On the evening of Sunday, May 3, 1987, David McCumber, an editor at The San Francisco Examiner, was on the phone with one of the paper's weekly columnists: Hunter S. Thompson.
“Editing Hunter always meant staying up late,” recalled McCumber, 62, who today is editor of The Montana Standard. “Hunter knew what time the press turned and was not about to be given a false deadline.”
That particular night, McCumber, in San Francisco, and Thompson, in Colorado, were sharing a three-way phone call with Bill Dixon, campaign manager for Democratic presidential candidate Gary Hart. Dixon, according to McCumber, was touting a recent story in The New York Times about Hart in which Hart was quoted as saying, “If anybody wants to put a tail on me, go ahead. They'd be very bored.”
Unbeknownst to Hart, the Miami Herald was, in fact, tailing Hart at the very moment that three-way call was taking place.
“Dixon got call-waiting and said, 'I'll be right back,'” McCumber remembered. “When he got back, he said, 'Holy shit. The Miami Herald has Gary cornered in his condo with some bimbo. I've got to go.'”
As the story developed, McCumber and Thompson discovered that the woman involved was named Donna Rice. But a photo of her had yet to surface.
“I'm talking to Hunter about it and he said, 'I know Donna Rice. She used to go out with Don Henley,'” referring to the former Eagles singer who at the time lived near Thompson in Colorado, McCumber said.

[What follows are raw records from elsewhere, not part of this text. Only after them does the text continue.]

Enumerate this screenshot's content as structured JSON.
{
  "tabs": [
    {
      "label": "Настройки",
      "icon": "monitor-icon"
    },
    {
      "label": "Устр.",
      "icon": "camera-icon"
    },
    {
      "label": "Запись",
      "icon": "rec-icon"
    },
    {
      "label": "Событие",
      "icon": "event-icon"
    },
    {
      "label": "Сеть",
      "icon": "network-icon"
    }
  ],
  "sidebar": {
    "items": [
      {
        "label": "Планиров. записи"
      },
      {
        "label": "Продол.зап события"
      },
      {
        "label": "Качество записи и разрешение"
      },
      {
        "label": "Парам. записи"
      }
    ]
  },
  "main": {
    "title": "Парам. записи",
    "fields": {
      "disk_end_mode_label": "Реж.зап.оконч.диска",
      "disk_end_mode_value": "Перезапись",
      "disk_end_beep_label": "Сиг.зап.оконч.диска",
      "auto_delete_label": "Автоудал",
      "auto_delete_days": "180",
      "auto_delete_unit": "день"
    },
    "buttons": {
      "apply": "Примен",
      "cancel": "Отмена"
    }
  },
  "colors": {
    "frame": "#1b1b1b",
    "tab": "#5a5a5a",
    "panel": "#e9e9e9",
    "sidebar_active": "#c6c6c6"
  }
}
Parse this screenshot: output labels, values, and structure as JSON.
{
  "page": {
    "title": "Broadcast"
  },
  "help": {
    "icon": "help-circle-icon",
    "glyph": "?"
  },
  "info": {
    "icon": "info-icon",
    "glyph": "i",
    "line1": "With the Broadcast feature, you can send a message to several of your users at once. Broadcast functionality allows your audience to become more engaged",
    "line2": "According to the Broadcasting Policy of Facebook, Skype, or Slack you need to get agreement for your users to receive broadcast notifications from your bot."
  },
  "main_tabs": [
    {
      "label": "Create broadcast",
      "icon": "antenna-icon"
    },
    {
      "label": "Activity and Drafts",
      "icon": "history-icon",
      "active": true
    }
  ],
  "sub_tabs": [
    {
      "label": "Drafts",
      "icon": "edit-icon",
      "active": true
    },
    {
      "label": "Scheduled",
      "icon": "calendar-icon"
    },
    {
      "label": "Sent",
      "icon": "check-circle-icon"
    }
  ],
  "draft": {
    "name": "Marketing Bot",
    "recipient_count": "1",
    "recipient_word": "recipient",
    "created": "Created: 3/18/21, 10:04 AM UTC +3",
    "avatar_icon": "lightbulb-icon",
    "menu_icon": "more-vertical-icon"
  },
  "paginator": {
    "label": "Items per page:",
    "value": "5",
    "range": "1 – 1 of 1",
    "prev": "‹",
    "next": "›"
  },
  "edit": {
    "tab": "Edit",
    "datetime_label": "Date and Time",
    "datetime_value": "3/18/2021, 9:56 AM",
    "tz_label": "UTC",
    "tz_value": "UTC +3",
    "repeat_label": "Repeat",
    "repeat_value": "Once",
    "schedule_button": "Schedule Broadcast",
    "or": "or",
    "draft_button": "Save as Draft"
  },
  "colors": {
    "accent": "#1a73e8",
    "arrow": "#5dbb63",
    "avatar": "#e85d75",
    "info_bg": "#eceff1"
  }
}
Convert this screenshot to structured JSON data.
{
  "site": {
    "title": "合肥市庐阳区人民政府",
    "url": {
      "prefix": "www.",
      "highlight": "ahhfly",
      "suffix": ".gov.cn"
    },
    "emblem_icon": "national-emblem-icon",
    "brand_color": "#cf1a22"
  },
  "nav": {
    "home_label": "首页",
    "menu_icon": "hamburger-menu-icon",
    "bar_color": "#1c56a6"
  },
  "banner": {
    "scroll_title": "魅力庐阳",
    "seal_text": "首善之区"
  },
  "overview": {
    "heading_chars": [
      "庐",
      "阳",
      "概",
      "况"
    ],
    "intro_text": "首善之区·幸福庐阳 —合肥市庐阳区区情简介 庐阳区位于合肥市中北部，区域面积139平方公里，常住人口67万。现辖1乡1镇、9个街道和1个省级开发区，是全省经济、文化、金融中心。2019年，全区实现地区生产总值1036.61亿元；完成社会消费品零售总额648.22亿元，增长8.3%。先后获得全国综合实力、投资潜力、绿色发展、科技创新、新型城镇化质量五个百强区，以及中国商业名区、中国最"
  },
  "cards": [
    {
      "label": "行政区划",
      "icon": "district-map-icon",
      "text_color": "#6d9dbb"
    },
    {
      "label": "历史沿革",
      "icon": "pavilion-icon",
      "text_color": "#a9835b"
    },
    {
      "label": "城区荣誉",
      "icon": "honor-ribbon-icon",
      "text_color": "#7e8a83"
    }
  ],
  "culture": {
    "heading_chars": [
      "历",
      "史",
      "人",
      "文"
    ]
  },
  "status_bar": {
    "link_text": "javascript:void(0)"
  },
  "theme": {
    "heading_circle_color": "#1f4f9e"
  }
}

Henley was not home at the time, but McCumber recalled that Thompson broke in to Henley's house and snatched a Polaroid photo of Rice that was thumbtacked to a corkboard in Henley's kitchen.
“He took it to the Aspen airport, put it on air express, sent it to me in San Francisco, and we beat the world by a full cycle with the photo of Donna Rice,” said McCumber.
Such adventures are how McCumber remembers The Examiner newsroom, particularly when he edited Thompson.
“There was never a dull moment. It was pretty kinetic all the time,” he said.
Adventures in the 1980s Examiner newsroom, however, extended beyond Thompson's eccentric flair. McCumber edited other columnists as well, including the legendary Warren Hinckle, who, as the SF Weekly noted in 1996, “Next to Herb Caen … is arguably the town's most well-known newsman.”
One night deep in the “kinetic” 1980s news world, Hinckle convinced McCumber to give him a ride to the Hall of Justice to research the purported sloppy security there. Hinckle and his beloved basset hound Bentley piled into McCumber's car and followed a set of police officers to the Hall of Justice.
“They told us, 'Just wave at the gate guard and follow us in,'” McCumber said of the officers who had led them to the hall. “I waved at the gate guard, he motioned me through, and I turned to Hinckle and said, 'We're in.' I got no response.”
Hinckle, McCumber recalled, was passed out in the front passenger seat.
“I parked the car, and the cops came up to the car and said, 'Let's go,'” McCumber said. “I couldn't rouse Hinckle, so I went with them.”
McCumber ended up touring the Hall of Justice, including the police chief's office. The next day, Hinckle called McCumber and asked what had happened.
“I relayed to him what happened and he wrote the column,” said McCumber. Though the episode stands out in McCumber's memory, it was not particularly unusual.
“I remember feeling so fortunate to have Warren on the staff the night Dan White killed himself,” McCumber said of the former supervisor who fatally shot Mayor George Moscone and Supervisor Harvey Milk in 1978. “I did have to go grab him out of a bar in the Mission to get him, but he wrote a fantastic column on the front page.”
The Examiner newsroom of the 1980s was not just wild column chases and eccentric antics. Yes, the paper was known for being “irreverent, surprising and interesting,” but the talented bevy of reporters and editors took the responsibility of journalism seriously, McCumber recalled.
“We were all really proud to write under The Examiner brand. I think that people always have been,” he said. “It has occupied a pretty special place in the hearts of San Francisco readers as well.
“I look back on it as one of the best periods of my career.”